Die bewuste zaterdagochtend was er een brainstormsessie met de leden van zijn kabinet. Terwijl mijn dochter gezellig bij “oom Robert, de vieze president” op schoot zat en aan zijn baard zat te plukken, mocht ik ongezouten mijn mening geven over zaken regarderende mijn professie en actuele zaken in het land. Ondanks het vroege tijdstip bruiste het van de activiteit en heerste er een sfeer van aanpakken. Ik heb totaal geen geloof en vertrouwen in welke politicus of politieke partij dan ook, maar ik sta wel als een blok achter Ameerali. De eerste weken vond er op zijn kabinet een ware slachting plaats. Alle ambtenaren met een zeven-even mentaliteit of die niet flexibel waren en het hoge werktempo van de vp niet konden bijbenen werden overgeplaatst en vervangen door jonge mensen met een frisse geest. Knelpunten werden geïdentificeerd. Werkgroepen met capabele mensen werden ingesteld. Een jarenlange achterstand aan vergunningsaanvragen en overige nog te tekenen stukken en documenten werd in een recordtempo weggewerkt. Openheid en transparantie was het adagium. Voordat Ameerali voorzitter werd van de KKF, was het een obscuur clubje welke onder zijn bewind werd getransformeerd tot een dynamische en open organisatie. Ik hoopte dat hij hetzelfde voor elkaar zou krijgen met de N.V. Suriname.
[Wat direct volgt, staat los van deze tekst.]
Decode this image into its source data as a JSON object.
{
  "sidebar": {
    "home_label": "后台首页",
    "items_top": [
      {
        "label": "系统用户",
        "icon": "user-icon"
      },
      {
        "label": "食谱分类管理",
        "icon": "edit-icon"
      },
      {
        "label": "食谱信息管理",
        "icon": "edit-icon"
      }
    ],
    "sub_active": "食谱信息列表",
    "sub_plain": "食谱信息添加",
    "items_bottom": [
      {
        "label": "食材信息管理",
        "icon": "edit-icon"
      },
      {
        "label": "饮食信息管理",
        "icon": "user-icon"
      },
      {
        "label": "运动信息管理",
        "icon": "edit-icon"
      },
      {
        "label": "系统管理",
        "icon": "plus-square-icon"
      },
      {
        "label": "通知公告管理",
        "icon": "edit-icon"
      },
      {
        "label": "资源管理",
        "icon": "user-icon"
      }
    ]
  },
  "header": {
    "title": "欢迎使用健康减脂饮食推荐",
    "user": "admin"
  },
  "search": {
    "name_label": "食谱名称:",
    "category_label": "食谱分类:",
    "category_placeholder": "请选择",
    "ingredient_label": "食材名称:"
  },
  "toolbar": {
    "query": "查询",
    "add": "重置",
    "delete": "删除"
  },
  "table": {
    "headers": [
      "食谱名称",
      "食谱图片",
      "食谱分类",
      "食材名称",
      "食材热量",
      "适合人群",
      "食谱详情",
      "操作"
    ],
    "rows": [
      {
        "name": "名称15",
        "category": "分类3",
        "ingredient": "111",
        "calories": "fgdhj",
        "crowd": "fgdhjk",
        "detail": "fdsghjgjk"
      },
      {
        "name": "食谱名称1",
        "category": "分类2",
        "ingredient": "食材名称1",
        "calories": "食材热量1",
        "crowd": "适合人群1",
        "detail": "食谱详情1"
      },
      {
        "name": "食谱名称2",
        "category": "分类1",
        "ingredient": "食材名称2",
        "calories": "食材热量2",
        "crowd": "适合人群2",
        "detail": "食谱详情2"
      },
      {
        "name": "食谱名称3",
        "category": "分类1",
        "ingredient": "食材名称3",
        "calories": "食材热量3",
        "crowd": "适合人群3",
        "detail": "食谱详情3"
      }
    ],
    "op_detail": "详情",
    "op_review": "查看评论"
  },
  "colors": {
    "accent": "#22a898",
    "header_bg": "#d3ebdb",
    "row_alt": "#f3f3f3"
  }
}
Helaas raakte hij al snel verstrikt in de stroperige en onzichtbare hand die het land al decennia lang in de greep lijkt te hebben. Partijpolitiek, grote ego’s, lange tenen, driedubbele agenda’s, binnenkamertjespolitiek, bureaucratie en ga nog maar even door. Ameerali is het type ruwe bolster, blanke pit en hij schiet je zijn mening onverbloemd tussen de ogen. En tja, daar maak je in Suriname niet veel vrienden mee.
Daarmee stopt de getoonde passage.